Babá ou berçário? Trabalhar ou ficar em casa? Como lidar com as escolhas do dia-a-dia na criação dos filhos


Como conciliar a rotina de trabalho com a criação dos filhos?

 

Da alimentação dos bebês à decisão pela melhor escola, educar os filhos é a prática diária de enfrentar dilemas e fazer escolhas. Lidar com essa situação é uma das maiores causas do estresse feminino, mas a única forma de enfrentá-las é aprender a conviver com elas.

Para quem quer ser uma ‘boa mãe’, o que não faltam são razões para se preocupar. Devo diminuir os refrigerantes e salgadinhos? Insistir em lanches saudáveis? Será que a babá foi a melhor opção ou teria sido melhor deixar aos cuidados da avó? Deixar chorando no berço ou pegar no colo? Proteger ou liberar, como decidir?

Para a psicóloga Isabel Leal, professora do Instituto Superior de Psicologia Aplicada, a maternidade sempre foi um espaço complexo e, nos últimos 50 anos, graças aos avanços tecnológicos, à investigação psicológica e à profissionalização da mulher, essa complexidade aumentou e a própria concepção de mãe foi profundamente alterada.
“Passou-se da família alargada à família nuclear e, desta, à família monoparental. Passou-se da mãe doadora de afeto à mãe prestadora de cuidados e, desta, à mãe culpabilizada por tudo o que acontece ou não ao seu filho”, diz Isabel.

Hoje, muitas mulheres estão vivendo a maternidade como se tivessem superpoderes para o bem e para o mal sobre a vida dos filhos.
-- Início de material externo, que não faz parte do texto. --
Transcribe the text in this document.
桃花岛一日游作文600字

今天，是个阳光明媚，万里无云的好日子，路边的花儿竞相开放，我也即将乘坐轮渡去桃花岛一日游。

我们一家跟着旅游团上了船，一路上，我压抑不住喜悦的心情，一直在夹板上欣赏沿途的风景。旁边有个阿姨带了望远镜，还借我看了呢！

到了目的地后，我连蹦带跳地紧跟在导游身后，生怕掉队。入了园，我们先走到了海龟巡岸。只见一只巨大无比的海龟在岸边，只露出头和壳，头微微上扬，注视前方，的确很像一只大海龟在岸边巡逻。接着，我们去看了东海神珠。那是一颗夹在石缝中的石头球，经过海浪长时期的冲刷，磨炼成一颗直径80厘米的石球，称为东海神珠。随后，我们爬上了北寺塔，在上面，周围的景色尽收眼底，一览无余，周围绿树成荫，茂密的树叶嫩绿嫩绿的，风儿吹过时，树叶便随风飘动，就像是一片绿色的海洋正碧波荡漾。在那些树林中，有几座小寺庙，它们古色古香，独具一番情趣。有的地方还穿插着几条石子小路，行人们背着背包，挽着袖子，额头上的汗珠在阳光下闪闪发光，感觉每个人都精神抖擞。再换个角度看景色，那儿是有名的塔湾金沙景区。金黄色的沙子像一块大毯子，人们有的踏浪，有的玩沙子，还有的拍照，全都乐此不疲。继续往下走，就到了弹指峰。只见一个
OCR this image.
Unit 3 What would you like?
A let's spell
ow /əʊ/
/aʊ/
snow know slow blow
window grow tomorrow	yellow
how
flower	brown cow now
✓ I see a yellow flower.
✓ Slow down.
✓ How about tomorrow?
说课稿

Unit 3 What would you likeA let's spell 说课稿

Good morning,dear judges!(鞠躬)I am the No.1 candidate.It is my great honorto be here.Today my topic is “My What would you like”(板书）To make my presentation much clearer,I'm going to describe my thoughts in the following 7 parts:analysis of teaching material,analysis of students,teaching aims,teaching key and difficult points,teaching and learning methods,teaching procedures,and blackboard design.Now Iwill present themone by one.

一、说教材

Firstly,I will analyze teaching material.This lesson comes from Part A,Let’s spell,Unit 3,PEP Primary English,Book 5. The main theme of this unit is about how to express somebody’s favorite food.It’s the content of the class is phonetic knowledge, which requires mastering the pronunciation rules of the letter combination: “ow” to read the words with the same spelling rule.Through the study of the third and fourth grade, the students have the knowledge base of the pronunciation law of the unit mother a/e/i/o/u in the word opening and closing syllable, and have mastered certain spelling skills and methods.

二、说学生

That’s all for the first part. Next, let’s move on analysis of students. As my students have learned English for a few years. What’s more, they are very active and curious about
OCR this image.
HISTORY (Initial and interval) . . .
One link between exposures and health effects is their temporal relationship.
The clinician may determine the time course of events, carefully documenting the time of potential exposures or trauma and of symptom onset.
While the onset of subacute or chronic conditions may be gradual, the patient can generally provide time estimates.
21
Neste cenário de ‘supermulheres’ e com os dilemas que esse ‘espaço complexo’ impõe todos os dias, a mãe que deseje apenas ser amorosa e justa, responsável e educadora, continuará padecendo com as decisões sobre o que é, de fato, melhor para seus filhos, para sua família e para ela própria. E, como consequência, estará submetida diariamente ao estresse.
“A constância do estímulo estressante tem consequências danosas ao organismo e, por isso, a tendência do indivíduo é elaborar estratégias para tentar resolver problemas ou, no mínimo, para se adaptar da melhor forma possível às exigências do ambiente”, afirma a psiquiatra Alexandrina Meleiro, do Instituto de Psiquiatria do Hospital das Clínicas da Universidade de São Paulo (USP).
Em outras palavras, deixar o filho na escola em período integral talvez não seja a solução ideal, mas pode ser a estratégia mais adequada diante da necessidade de trabalhar em expediente integral.
No entanto, se essa decisão não é tomada de maneira consciente e a mãe se sente pressionada, culpada ou infeliz, não dá para dizer que houve, de fato, uma adaptação. “Quando a estratégia não é eficaz, o organismo não reage convenientemente e surgem os sinais de cansaço e de estresse”, explica a psiquiatra.

Talvez a melhor estratégia seja aprender a conviver com o fato de que nem sempre a mãe vai conseguir tomar a decisão correta, reconhecer que ser uma mãe boa o bastante é melhor do que ser uma supermãe e treinar o coração para viver com as próprias escolhas.